Threads
- Alice Patterson
- Jun 29, 2019
- 2 min read
Updated: Apr 26, 2022

Sometimes, you don't realize you're missing something until you find it: love that makes your heart beat again; the feeling that comes from re-connecting with old friends; that old, silver hoop earring under the couch that you thought was in your jewelry box all along.
With each conversation I had with old friends at this weekend's High School Reunion, I was taken back to my youth; the memories and stories we shared are colorful threads connecting my past to my present. Every grade school crush, every high school party, every sport or instrument I played or cheer I ever yelled are all stitches woven deep and strong into my soul's quilt. The re-connections, the remembering, the sharing of stories had been missing for me, and I didn't even know it.
I needed to hear my friends' versions of events past, and compare them to my own. I needed to hear their voices to remind me how much things remained the same. I needed to remember, with them, people who we'd lost. I needed to feel tethered, ever so briefly, to the experiences that shaped me so long ago.

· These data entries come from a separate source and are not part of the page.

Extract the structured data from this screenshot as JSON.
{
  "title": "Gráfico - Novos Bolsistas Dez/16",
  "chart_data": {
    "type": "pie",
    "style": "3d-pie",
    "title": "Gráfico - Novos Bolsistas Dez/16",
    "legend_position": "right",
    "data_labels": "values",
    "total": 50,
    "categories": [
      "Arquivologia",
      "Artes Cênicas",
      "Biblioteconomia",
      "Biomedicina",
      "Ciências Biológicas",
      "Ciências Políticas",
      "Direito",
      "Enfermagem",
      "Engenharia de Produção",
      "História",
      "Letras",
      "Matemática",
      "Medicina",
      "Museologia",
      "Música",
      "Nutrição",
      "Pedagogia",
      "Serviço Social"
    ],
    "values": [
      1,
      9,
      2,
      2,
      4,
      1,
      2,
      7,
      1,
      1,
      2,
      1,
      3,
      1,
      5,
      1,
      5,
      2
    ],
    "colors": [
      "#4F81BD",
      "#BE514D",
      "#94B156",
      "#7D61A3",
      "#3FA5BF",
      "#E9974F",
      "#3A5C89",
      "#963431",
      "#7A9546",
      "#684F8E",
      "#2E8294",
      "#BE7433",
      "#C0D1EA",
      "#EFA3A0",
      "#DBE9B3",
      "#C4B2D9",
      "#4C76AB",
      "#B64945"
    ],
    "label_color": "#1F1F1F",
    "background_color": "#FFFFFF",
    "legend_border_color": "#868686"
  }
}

Driving the three hours home to Chico from the Bay offered more time for reflection. I wondered about each of my friends. Had they accomplished what they'd wanted to in life so far? Have they found peace amidst the storms that've hit all of our lives over the last 30+ years? Have they found joy? Then I turned the questions inward: Have I done the things most important to me? Have I found peace despite life's shit storms? Joy? My answers are as varied and colorful as the threads that make me whole.
Finding a few of my missing pieces this weekend has filled my heart and re-sparked my gratitude for all I have. Thank you, friends--new and old--for continuing to shape my life. I can only hope I'm becoming the best version of myself.